TEL AVIV.- The exhibition presents selected items from the archive of Walter Benjamin, one of the most prominent philosophers and cultural critics of the 20th century, together with works of art that refer to them.
I dont have enough time left to write all the letters I had wanted to write.
These are the last words from the hand of Walter Benjamin, written in French. They were composed on September 25, 1940, in Spain.

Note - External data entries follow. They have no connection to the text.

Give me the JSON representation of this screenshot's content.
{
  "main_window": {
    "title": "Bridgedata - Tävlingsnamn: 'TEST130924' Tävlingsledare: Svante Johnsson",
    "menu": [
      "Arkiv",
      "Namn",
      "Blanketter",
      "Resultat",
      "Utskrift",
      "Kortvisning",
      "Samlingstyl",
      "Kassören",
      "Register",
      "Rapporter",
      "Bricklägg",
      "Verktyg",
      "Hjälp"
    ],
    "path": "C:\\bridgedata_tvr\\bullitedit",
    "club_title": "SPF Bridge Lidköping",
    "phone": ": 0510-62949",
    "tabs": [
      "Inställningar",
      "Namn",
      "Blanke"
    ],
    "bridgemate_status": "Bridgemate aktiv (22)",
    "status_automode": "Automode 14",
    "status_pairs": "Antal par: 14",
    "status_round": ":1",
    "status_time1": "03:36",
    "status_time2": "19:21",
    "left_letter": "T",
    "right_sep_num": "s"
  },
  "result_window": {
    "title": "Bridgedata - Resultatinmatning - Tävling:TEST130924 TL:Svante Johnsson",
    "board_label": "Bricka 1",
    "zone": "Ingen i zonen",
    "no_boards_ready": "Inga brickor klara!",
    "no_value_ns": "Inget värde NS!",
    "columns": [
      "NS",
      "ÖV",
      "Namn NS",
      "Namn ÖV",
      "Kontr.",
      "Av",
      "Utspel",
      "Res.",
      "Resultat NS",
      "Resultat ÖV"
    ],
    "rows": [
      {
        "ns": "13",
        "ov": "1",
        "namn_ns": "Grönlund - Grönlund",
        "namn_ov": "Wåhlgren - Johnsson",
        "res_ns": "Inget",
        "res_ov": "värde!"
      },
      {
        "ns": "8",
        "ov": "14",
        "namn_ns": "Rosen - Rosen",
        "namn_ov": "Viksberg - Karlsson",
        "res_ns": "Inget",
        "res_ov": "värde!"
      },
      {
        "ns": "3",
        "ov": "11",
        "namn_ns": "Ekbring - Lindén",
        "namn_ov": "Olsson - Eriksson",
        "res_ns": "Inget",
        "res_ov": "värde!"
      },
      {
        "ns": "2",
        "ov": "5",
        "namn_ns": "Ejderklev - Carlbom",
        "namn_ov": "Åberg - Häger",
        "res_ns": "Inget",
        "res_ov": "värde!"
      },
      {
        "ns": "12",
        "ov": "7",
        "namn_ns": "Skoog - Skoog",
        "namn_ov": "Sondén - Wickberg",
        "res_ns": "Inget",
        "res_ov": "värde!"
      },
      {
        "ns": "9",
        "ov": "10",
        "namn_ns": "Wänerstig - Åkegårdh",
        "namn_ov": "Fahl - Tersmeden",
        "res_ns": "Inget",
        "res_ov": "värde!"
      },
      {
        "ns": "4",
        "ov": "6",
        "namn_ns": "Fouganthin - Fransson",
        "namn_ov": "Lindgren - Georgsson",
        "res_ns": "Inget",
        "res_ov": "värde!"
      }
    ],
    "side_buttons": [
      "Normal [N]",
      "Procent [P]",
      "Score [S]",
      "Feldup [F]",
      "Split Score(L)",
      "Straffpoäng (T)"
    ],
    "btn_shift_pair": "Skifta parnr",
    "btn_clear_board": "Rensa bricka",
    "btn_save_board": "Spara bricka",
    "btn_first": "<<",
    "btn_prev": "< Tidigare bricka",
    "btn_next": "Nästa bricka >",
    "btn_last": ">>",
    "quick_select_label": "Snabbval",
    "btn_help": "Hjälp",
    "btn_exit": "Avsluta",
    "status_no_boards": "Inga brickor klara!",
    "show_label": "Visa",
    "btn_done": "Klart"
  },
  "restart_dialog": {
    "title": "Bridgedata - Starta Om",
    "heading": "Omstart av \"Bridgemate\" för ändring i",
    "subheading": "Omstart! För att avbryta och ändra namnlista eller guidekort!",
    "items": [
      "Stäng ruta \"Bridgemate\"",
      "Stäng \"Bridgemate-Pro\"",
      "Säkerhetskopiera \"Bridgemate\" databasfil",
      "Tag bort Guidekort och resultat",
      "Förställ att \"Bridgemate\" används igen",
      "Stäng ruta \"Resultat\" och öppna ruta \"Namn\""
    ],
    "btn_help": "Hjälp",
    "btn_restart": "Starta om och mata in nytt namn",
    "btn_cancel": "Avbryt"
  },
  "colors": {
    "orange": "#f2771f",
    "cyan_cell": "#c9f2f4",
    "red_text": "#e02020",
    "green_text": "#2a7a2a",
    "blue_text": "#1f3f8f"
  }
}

Even though Benjamin is a central Jewish thinker, and one of the most important and interesting philosophers of our time in the field of contemporary art and literature, his work, somewhat surprisingly, has never appeared in Israel. This exhibition presents archival materials by courtesy of the Walter Benjamin Archive, housed in the Berlin Academy of Arts. These include manuscripts, notes and lists, letters, handwritten fragments, journal entries and postcards.
The Archive materials are divided into eight collections covering: Benjamin's childhood in Berlin; the correspondence he kept up over years with other thinkers of his time, including Theodor Adorno, Hannah Arendt, Bertolt Brecht and others; the Arcades Project that he never managed to complete; work on Kafka's writings; the emotional and convoluted dialogue he pursued with the Jewish philosopher Gershom Scholem (who had made his home in Jerusalem) about Zionism, the Hebrew language and Judaism; his literary criticism; the postcards and aesthetic impressions that he dispatched from his travels in Europe; and his important writing on history and politics.
Besides these archival materials, the curators decided to display a selection of contemporary art works, revolving around the concept of "image-thinking", linked to how Benjamin sought to invent new forms of interpretation for art and images, to enable them to be in constant movement. The works of the participating artists manifest this kind of thinking.
Among the items exhibited are originals and reproductions side by side, without distinction. The question of reproduction, familiar from Benjamin's thought, receives fresh impetus in this exhibition with its archival materials in German. For the local audience their value lies in the boundaries between art objects, historical documents and cultural testimony.
Guest Curators: Noam Segal, Raphael Zagury-Orly
Participating artists: Paul Klee, Leonor Antunes, Uri Aran, Avner Ben-Gal, Yona Friedman, Haim Steinbach, Yonatan Vinitsky, Dor Guez, Sigal Primor, Eli Petel, Shahar Yahalom, Sarah Ortmeyer, Micha Ullman.
The exhibition is held with the cooperation of the Walter Benjamin Archive and the National Library in Jerusalem.